Kementerian
Pertanian melalui Direktorat Jenderal Tanaman Pangan menyelenggarakan kegiatan
Bimbingan Teknis dan Sosialisasi (BTS) Propaktani Episode 1104 pada hari Senin
(4/3) dengan mengangkat tema “Success Story Memanfaatkan Pupuk Sumber Daya Dari
Alam Untuk Tanaman Pangan : Jadam”.
Romo Robertus
Pelita, S.Fil. dan dua rekannya, Marelusto dan Polikarpus, merupakan petani
organik di Flores yang telah menerapkan metode Jadam dengan sukses. Webinar ini
mengangkat manfaat Jadam bagi ketahanan pangan dengan menghadirkan mereka
sebagai narasumber.
Sejak tahun
1996, Keuskupan Ruteng di Flores telah mempraktikkan pertanian organik dengan
berbagai alasan. Kepedulian terhadap krisis lingkungan dan kelestarian alam
menjadi salah satu motivasi utama. Selain itu, Keuskupan ingin menawarkan
solusi ramah lingkungan dan berkelanjutan bagi petani yang masih bergantung
pada input kimia.
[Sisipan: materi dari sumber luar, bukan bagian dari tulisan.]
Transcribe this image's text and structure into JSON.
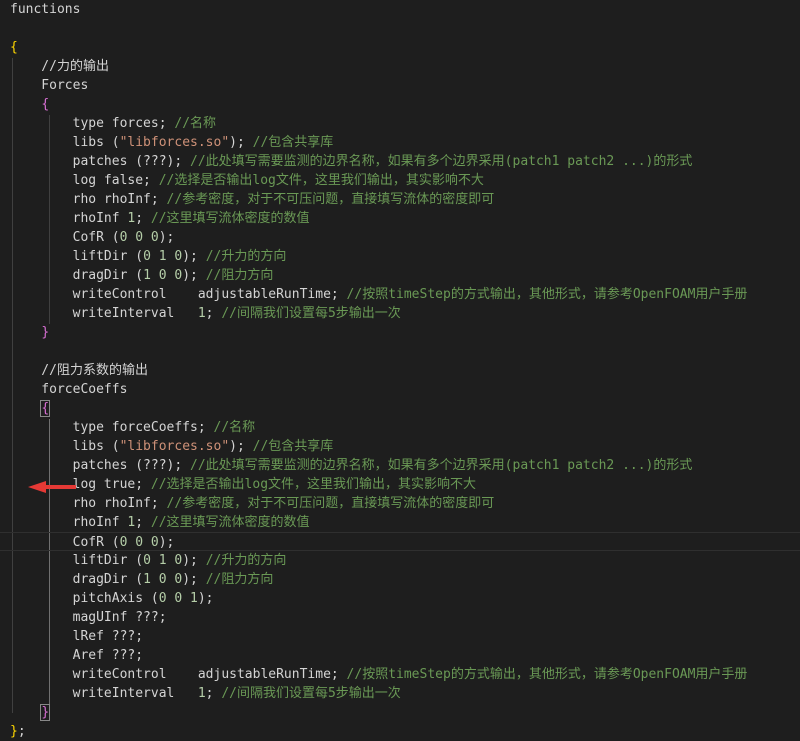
{
  "lines": [
    {
      "segs": [
        {
          "t": "functions",
          "c": "k"
        }
      ]
    },
    {
      "segs": []
    },
    {
      "segs": [
        {
          "t": "{",
          "c": "b1"
        }
      ]
    },
    {
      "segs": [
        {
          "t": "    //力的输出",
          "c": "k"
        }
      ]
    },
    {
      "segs": [
        {
          "t": "    Forces",
          "c": "k"
        }
      ]
    },
    {
      "segs": [
        {
          "t": "    ",
          "c": "k"
        },
        {
          "t": "{",
          "c": "b2"
        }
      ]
    },
    {
      "segs": [
        {
          "t": "        type forces",
          "c": "k"
        },
        {
          "t": "; ",
          "c": "p"
        },
        {
          "t": "//名称",
          "c": "c"
        }
      ]
    },
    {
      "segs": [
        {
          "t": "        libs (",
          "c": "k"
        },
        {
          "t": "\"libforces.so\"",
          "c": "s"
        },
        {
          "t": "); ",
          "c": "p"
        },
        {
          "t": "//包含共享库",
          "c": "c"
        }
      ]
    },
    {
      "segs": [
        {
          "t": "        patches (???); ",
          "c": "k"
        },
        {
          "t": "//此处填写需要监测的边界名称，如果有多个边界采用(patch1 patch2 ...)的形式",
          "c": "c"
        }
      ]
    },
    {
      "segs": [
        {
          "t": "        log false; ",
          "c": "k"
        },
        {
          "t": "//选择是否输出log文件，这里我们输出，其实影响不大",
          "c": "c"
        }
      ]
    },
    {
      "segs": [
        {
          "t": "        rho rhoInf; ",
          "c": "k"
        },
        {
          "t": "//参考密度，对于不可压问题，直接填写流体的密度即可",
          "c": "c"
        }
      ]
    },
    {
      "segs": [
        {
          "t": "        rhoInf ",
          "c": "k"
        },
        {
          "t": "1",
          "c": "n"
        },
        {
          "t": "; ",
          "c": "p"
        },
        {
          "t": "//这里填写流体密度的数值",
          "c": "c"
        }
      ]
    },
    {
      "segs": [
        {
          "t": "        CofR (",
          "c": "k"
        },
        {
          "t": "0 0 0",
          "c": "n"
        },
        {
          "t": ");",
          "c": "p"
        }
      ]
    },
    {
      "segs": [
        {
          "t": "        liftDir (",
          "c": "k"
        },
        {
          "t": "0 1 0",
          "c": "n"
        },
        {
          "t": "); ",
          "c": "p"
        },
        {
          "t": "//升力的方向",
          "c": "c"
        }
      ]
    },
    {
      "segs": [
        {
          "t": "        dragDir (",
          "c": "k"
        },
        {
          "t": "1 0 0",
          "c": "n"
        },
        {
          "t": "); ",
          "c": "p"
        },
        {
          "t": "//阻力方向",
          "c": "c"
        }
      ]
    },
    {
      "segs": [
        {
          "t": "        writeControl    adjustableRunTime; ",
          "c": "k"
        },
        {
          "t": "//按照timeStep的方式输出，其他形式，请参考OpenFOAM用户手册",
          "c": "c"
        }
      ]
    },
    {
      "segs": [
        {
          "t": "        writeInterval   ",
          "c": "k"
        },
        {
          "t": "1",
          "c": "n"
        },
        {
          "t": "; ",
          "c": "p"
        },
        {
          "t": "//间隔我们设置每5步输出一次",
          "c": "c"
        }
      ]
    },
    {
      "segs": [
        {
          "t": "    ",
          "c": "k"
        },
        {
          "t": "}",
          "c": "b2"
        }
      ]
    },
    {
      "segs": []
    },
    {
      "segs": [
        {
          "t": "    //阻力系数的输出",
          "c": "k"
        }
      ]
    },
    {
      "segs": [
        {
          "t": "    forceCoeffs",
          "c": "k"
        }
      ]
    },
    {
      "segs": [
        {
          "t": "    ",
          "c": "k"
        },
        {
          "t": "{",
          "c": "b2",
          "m": true
        }
      ]
    },
    {
      "segs": [
        {
          "t": "        type forceCoeffs",
          "c": "k"
        },
        {
          "t": "; ",
          "c": "p"
        },
        {
          "t": "//名称",
          "c": "c"
        }
      ]
    },
    {
      "segs": [
        {
          "t": "        libs (",
          "c": "k"
        },
        {
          "t": "\"libforces.so\"",
          "c": "s"
        },
        {
          "t": "); ",
          "c": "p"
        },
        {
          "t": "//包含共享库",
          "c": "c"
        }
      ]
    },
    {
      "segs": [
        {
          "t": "        patches (???); ",
          "c": "k"
        },
        {
          "t": "//此处填写需要监测的边界名称，如果有多个边界采用(patch1 patch2 ...)的形式",
          "c": "c"
        }
      ]
    },
    {
      "segs": [
        {
          "t": "        log true; ",
          "c": "k"
        },
        {
          "t": "//选择是否输出log文件，这里我们输出，其实影响不大",
          "c": "c"
        }
      ]
    },
    {
      "segs": [
        {
          "t": "        rho rhoInf; ",
          "c": "k"
        },
        {
          "t": "//参考密度，对于不可压问题，直接填写流体的密度即可",
          "c": "c"
        }
      ]
    },
    {
      "segs": [
        {
          "t": "        rhoInf ",
          "c": "k"
        },
        {
          "t": "1",
          "c": "n"
        },
        {
          "t": "; ",
          "c": "p"
        },
        {
          "t": "//这里填写流体密度的数值",
          "c": "c"
        }
      ]
    },
    {
      "segs": [
        {
          "t": "        CofR (",
          "c": "k"
        },
        {
          "t": "0 0 0",
          "c": "n"
        },
        {
          "t": ");",
          "c": "p"
        }
      ],
      "current": true
    },
    {
      "segs": [
        {
          "t": "        liftDir (",
          "c": "k"
        },
        {
          "t": "0 1 0",
          "c": "n"
        },
        {
          "t": "); ",
          "c": "p"
        },
        {
          "t": "//升力的方向",
          "c": "c"
        }
      ]
    },
    {
      "segs": [
        {
          "t": "        dragDir (",
          "c": "k"
        },
        {
          "t": "1 0 0",
          "c": "n"
        },
        {
          "t": "); ",
          "c": "p"
        },
        {
          "t": "//阻力方向",
          "c": "c"
        }
      ]
    },
    {
      "segs": [
        {
          "t": "        pitchAxis (",
          "c": "k"
        },
        {
          "t": "0 0 1",
          "c": "n"
        },
        {
          "t": ");",
          "c": "p"
        }
      ]
    },
    {
      "segs": [
        {
          "t": "        magUInf ???;",
          "c": "k"
        }
      ]
    },
    {
      "segs": [
        {
          "t": "        lRef ???;",
          "c": "k"
        }
      ]
    },
    {
      "segs": [
        {
          "t": "        Aref ???;",
          "c": "k"
        }
      ]
    },
    {
      "segs": [
        {
          "t": "        writeControl    adjustableRunTime; ",
          "c": "k"
        },
        {
          "t": "//按照timeStep的方式输出，其他形式，请参考OpenFOAM用户手册",
          "c": "c"
        }
      ]
    },
    {
      "segs": [
        {
          "t": "        writeInterval   ",
          "c": "k"
        },
        {
          "t": "1",
          "c": "n"
        },
        {
          "t": "; ",
          "c": "p"
        },
        {
          "t": "//间隔我们设置每5步输出一次",
          "c": "c"
        }
      ]
    },
    {
      "segs": [
        {
          "t": "    ",
          "c": "k"
        },
        {
          "t": "}",
          "c": "b2",
          "m": true
        }
      ]
    },
    {
      "segs": [
        {
          "t": "}",
          "c": "b1"
        },
        {
          "t": ";",
          "c": "p"
        }
      ]
    }
  ],
  "colors": {
    "background": "#1e1e1e",
    "text": "#d4d4d4",
    "comment": "#6a9955",
    "string": "#ce9178",
    "number": "#b5cea8",
    "bracket_outer": "#ffd700",
    "bracket_inner": "#da70d6",
    "arrow": "#e53935"
  },
  "annotation": {
    "icon": "red-arrow-icon"
  }
}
Keinginan untuk menjaga kesehatan masyarakat dan meningkatkan
kualitas produksi pertanian juga menjadi faktor penting dalam penerapan metode
ini.
Upaya untuk
mengembangkan input pertanian yang mudah dan murah bagi para petani terus
dilakukan. Salah satu solusi yang dicoba adalah bokasi. Namun, pembuatan bokasi
masih terkendala oleh beberapa hal, seperti biaya yang tinggi karena kebutuhan
akan kotoran hewan dan proses pembuatan yang rumit dan memakan waktu lama,
sekitar 21 hari. Mencari alternatif yang lebih mudah dan efektif, para petani
di Flores mulai beralih ke metode pertanian Jadam. Jadam (Jayonul Damun
saraMdul; bhs Korea), merupakan metode pertanian yang mengikuti cara kerja
alam, diciptakan oleh Yung Sangcho dari Korea Selatan. Yung Sangcho telah
menerapkan metode ini selama 30 tahun dengan hasil yang memuaskan dan telah
diuji secara ilmiah. Di Indonesia, metode Jadam disebarkan oleh Bapak Anam
Masrur.
Metode Jadam
menganut prinsip "Smile" yang berarti Sederhana, Mudah, Ilmiah, dan
Efektif. Meniru cara kerja hutan yang subur tanpa pupuk kimia, metode ini
memanfaatkan dedaunan, ranting, cabang, dan batang yang jatuh ke tanah sebagai
sumber nutrisi tanaman. Mikroorganisme dalam tanah kemudian mengolah bahan
organik tersebut menjadi nutrisi yang siap diserap tanaman.
Dua produk
utama Jadam, Jadam Microorganism Solution (JMS) dan Jadam Liquid Fertilizer
(JLF), berperan penting dalam metode ini. JMS menghasilkan mikroorganisme yang
bermanfaat bagi tanah dan tanaman, sedangkan JLF menghasilkan nutrisi yang
dibutuhkan tanaman.
Romo Robertus
Pelita dan rekan-rekannya di Flores telah menerapkan Jadam dengan hasil yang
positif. Mereka memanfaatkan sumber daya alam setempat untuk membuat pupuk
organik. Metode Jadam terbukti meningkatkan kesuburan tanah, kualitas hasil
panen, dan kesehatan masyarakat. Pertanian organik Jadam menawarkan solusi yang
efektif dan berkelanjutan untuk meningkatkan ketahanan pangan. Metode ini mudah
diterapkan dan ramah lingkungan, sehingga menjadi pilihan tepat bagi para
petani di Indonesia.
Deddy Hartady
menjelaskan terkait pemulian tanah di lahan bekas tambang timah dengan
penggunaan pupuk organik.
Penambangan
timah di Pulau Bangka telah menjadi tulang punggung perekonomian masyarakat
selama bertahun-tahun. Namun, eksploitasi sumber daya alam ini tak luput dari
berbagai dampak negatif yang memprihatinkan. Ketersediaan timah di daratan
semakin menipis, mendorong perluasan penambangan ke laut. Hal ini memperparah
kondisi di Bangka Belitung, di mana penambangan liar dan ilegal marak terjadi.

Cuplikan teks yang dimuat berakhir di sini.